In respect of a mortgage application, lenders will be focusing towards your credit conduct, history and affordability, not specifically your credit score. Specifically, whether you pay on time, how much of your limit you use (utilisation), whether you carry balances or otherwise any defaults, missed payments, or persistent debt.
Cash or cash adjacent purchases of this nature aren't likely to make a large impact on your credit score if this is a minimal use case. They matter in a different sense because they usually accrue immediate interest, to a lender this could suggest an on-paper reliance on borrowing cash which is undesirable, or an increase in perceived utilisation. This is not likely make meaningful dents in the credit score itself, but may present a query for certain lenders especially if there were an ongoing pattern and this were at scale (larger amounts or increasing amounts). In short, It is realistically not a deal-breaker on its own, but it may be questioned in the context of affordability if it forms part of a wider pattern of credit usage that suggests reliance on borrowed funds.

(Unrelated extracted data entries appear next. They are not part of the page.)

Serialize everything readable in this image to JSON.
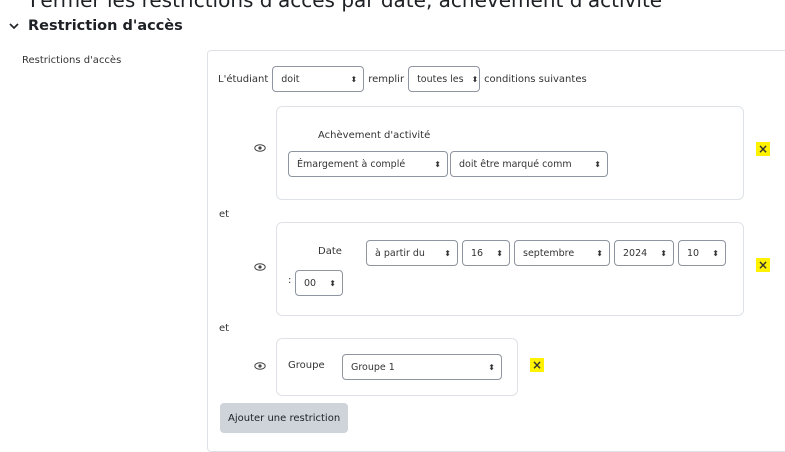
{
  "clipped_title": "Fermer les restrictions d'accès par date, achèvement d'activité",
  "section": {
    "title": "Restriction d'accès"
  },
  "field_label": "Restrictions d'accès",
  "intro": {
    "student_label": "L'étudiant",
    "must_select": "doit",
    "fulfill_label": "remplir",
    "all_select": "toutes les",
    "conditions_label": "conditions suivantes"
  },
  "conditions": [
    {
      "title": "Achèvement d'activité",
      "activity_select": "Émargement à complé",
      "state_select": "doit être marqué comm"
    },
    {
      "title": "Date",
      "direction_select": "à partir du",
      "day_select": "16",
      "month_select": "septembre",
      "year_select": "2024",
      "hour_select": "10",
      "minute_sep": ":",
      "minute_select": "00"
    },
    {
      "title": "Groupe",
      "group_select": "Groupe 1"
    }
  ],
  "connector": "et",
  "delete_glyph": "×",
  "caret_glyph": "⬍",
  "add_button": "Ajouter une restriction",
  "colors": {
    "highlight": "#fff200",
    "border": "#dee2e6",
    "button_bg": "#ced4da"
  }
}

As an aside, I would investigate your credit history with other credit references agencies as they can differ. In your case Equifax and TransUnion, as not all lenders report to all agencies, difference weighting can result in different scoring across CRA's.
In terms of a mortgage application in a years time, it will be the credit behaviour from the 3-6 months prior that will be most heavily scrutinised, therefore if you are worried then it would be best to adjust these types of transactions ahead of that timeline so they aren't an issue.